Fe(III)-coordinated N-[tris(hydroxymethyl)methyl]acrylamide-modified acrylic pressure-sensitive adhesives with enhanced adhesion and cohesion for efficient transdermal application

Abstract

Pressure-sensitive adhesives are critical to the product's safety, efficacy, and quality in transdermal drug delivery systems. However, many defects of transdermal patches (e.g., insufficient adhesion, patch displacement, and “dark ring” phenomenon) remain. Herein, the N-[tris(hydroxymethyl)methyl]acrylamide (NAT)-modified acrylic pressure-sensitive adhesive coordinated with Fe(III) (AA-NAT/Fe3+) was creatively proposed. Results demonstrated that the adhesiveness and cohesiveness of the optimized AA-NAT/Fe3+ were higher by 1.8- and 9.7-fold, respectively, than those of commercially available DURO-TAK® 87-4098 due to the hydrogen bonding interaction of NAT-skin interface and coordination of NAT-Fe3+. Moreover, compared with that of DURO-TAK® 87-4098, the adhesion time of AA-NAT/Fe3+ on the human forearm was remarkably prolonged, and no “dark ring” phenomenon was observed for AA-NAT/Fe3+ after removal.
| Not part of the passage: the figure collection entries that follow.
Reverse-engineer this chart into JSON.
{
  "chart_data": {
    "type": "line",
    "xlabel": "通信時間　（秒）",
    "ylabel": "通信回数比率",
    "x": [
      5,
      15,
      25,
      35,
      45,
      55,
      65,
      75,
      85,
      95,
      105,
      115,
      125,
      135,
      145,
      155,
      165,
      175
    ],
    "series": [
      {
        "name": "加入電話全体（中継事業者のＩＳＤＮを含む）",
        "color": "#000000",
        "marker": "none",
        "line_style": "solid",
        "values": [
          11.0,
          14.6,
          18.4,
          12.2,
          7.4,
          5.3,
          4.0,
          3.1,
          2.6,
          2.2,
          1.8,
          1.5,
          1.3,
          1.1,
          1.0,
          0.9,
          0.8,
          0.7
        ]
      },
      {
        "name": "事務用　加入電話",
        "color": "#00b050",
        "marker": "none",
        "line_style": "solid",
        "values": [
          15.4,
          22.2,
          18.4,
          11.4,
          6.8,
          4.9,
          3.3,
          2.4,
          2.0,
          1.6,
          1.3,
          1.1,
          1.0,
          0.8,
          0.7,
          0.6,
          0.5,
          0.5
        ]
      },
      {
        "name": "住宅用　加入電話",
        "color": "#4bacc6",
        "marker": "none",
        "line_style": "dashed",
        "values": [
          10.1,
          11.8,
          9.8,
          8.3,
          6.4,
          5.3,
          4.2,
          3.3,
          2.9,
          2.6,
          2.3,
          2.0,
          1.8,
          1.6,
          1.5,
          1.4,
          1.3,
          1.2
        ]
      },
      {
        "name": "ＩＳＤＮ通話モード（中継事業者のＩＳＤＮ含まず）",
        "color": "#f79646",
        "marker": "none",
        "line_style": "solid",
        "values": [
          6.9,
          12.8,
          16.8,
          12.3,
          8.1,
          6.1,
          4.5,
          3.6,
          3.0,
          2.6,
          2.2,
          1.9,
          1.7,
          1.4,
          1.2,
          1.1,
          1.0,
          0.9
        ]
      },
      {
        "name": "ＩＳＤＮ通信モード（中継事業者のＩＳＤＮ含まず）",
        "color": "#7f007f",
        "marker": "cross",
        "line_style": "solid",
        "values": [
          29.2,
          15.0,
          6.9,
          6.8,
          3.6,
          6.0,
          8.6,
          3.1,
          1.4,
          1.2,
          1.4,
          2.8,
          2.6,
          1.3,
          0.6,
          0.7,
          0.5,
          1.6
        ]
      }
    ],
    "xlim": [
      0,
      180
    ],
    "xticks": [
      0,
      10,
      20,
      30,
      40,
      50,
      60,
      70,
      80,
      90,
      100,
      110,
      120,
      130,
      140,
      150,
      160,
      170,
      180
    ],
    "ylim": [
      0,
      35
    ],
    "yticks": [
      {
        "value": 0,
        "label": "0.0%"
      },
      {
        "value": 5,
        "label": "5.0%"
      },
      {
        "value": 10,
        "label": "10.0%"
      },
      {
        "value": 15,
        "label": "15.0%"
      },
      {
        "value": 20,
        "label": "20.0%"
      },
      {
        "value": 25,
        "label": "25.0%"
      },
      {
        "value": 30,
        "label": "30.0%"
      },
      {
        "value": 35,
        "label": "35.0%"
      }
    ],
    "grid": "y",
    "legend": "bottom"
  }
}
After clonidine (CLO) was loaded into AA-NAT/Fe3+, controlled drug release and a drug transdermal behavior were endowed for CLO@AA-NAT/Fe3+in vitro and in vivo. AA-NAT/Fe3+ still maintained superiority in adhesion and cohesion properties after CLO loading. These observations would contribute to the development of pressure-sensitive adhesives with outstanding adhesion and cohesion for transdermal patches. Statement of significanceThis N-[tris(hydroxymethyl)methyl]acrylamide-modified acrylic pressure-sensitive adhesive coordinated with Fe(III) has enhanced adhesion and cohesion properties, which provide a simple but effective strategy to solve the problems (e.g., insufficient adhesion, patch displacement, and “dark ring” phenomenon) in existing transdermal patches.